Hundreds of clinical studies show that if you eat in "X" manner, you'll lose weight-but that weight often comes right back (and it comes back more often than it stays off). There are also millions of personal testimonials to support the weight-loss benefits of the various miracle diets-no matter how bizarre they may seem (including all manner of patches, potions, and pills). Without too much effort, it is easy to find diets that promise weight loss by restricting a person's intake of a particular food (such as those "bad" carbohydrates), and others that restrict intake of all foods except those on a certain "approved food list" (which invariably tends to be an arbitrary list with little basis in credible scientific evidence).
It is exceedingly difficult to find anything that a majority of nutrition experts can agree on, but we all generally agree that limiting intake of highly processed grains and sugars can help you keep off the pounds. After that, however, the dietary-advice field becomes a battleground where the debate happens more often in the media than in the laboratory or clinic. No matter what the advocates of the various diets happen to say, the bottom line (for nutrition professionals) comes down to the science. What the science says, quite clearly, is that any of the popular and highly promoted diets can help you lose weight, that they are particularly effective in the early stages of dieting (when you have more than thirty pounds to lose), but that they become less effective for weight loss as you get closer to your goal weight. Your choice of diet can also help determine how you might die: those choosing a high-fat (low-carb) diet tend to die of heart disease and stroke, while high-carb (low-fat) eaters tend to die of cancer and neurologic diseases.
All Diets Work...for Awhile
Let's reemphasize one very important fact right here at the start: virtually any diet program will help you lose weight. Whether we're talking about Atkins, Protein Power, Zone, Ornish, Pritikin, South Beach, Paleo, or any of the myriad other choices out there, they will all help you lose weight. Why? Because they all restrict total energy intake to about 1,500 calories per day. Do that (restrict calories) on a consistent basis for any length of time (more than a few days), and the vast majority of Americans (or non-Americans eating a "modern American diet") will shed pounds with very little effort.

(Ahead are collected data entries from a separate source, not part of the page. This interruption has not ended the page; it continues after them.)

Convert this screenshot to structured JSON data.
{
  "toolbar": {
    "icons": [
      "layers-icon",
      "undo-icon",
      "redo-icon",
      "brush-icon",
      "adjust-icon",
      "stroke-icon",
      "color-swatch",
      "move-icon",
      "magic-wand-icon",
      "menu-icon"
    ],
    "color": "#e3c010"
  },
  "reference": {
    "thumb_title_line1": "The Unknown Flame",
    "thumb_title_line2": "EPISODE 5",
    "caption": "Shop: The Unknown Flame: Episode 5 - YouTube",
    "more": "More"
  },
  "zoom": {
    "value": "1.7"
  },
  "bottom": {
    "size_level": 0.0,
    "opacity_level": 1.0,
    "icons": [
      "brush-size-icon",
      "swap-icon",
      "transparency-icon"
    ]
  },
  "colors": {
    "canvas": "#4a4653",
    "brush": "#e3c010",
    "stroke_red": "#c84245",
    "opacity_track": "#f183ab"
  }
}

It's when you get to those "last ten or twenty pounds" that most diets become less effective-and in some cases actually become counterproductive to your weight-loss efforts. Why? Because most of them target only a single aspect of your metabolism to help you lose weight. And while controlling one aspect of metabolism may be sufficient for the early (easy) stages of weight loss, it becomes woefully inadequate in the later (more difficult) stages-when your weight loss begins to plateau, eventually stops, and often starts to reverse toward weight regain.
For example, the majority of the popular low-carbohydrate diets do a terrific job of helping to modulate blood-sugar levels in people with thirty or more pounds to lose (the "thirty-plus club"-where we find more than 70 million American adults). Through a better modulation of blood-sugar levels, appetite is controlled, fat burning is enhanced, and weight loss follows rapidly for people in the "thirty-plus club." (We'll return to the topic of blood-sugar control in Chapter 3.) Unfortunately, just when your low-carb dieting efforts are starting to pay off-and the amount of weight you want to lose falls below twenty pounds (where about 130 million Americans find themselves)-your miracle diet becomes less effective and less miraculous. This is when you hit that dreaded "plateau" where your previous weight loss of several pounds per week slows to one pound or less per week-and you start the familiar "backslide" toward weight regain. The same thing can happen on a low-fat diet.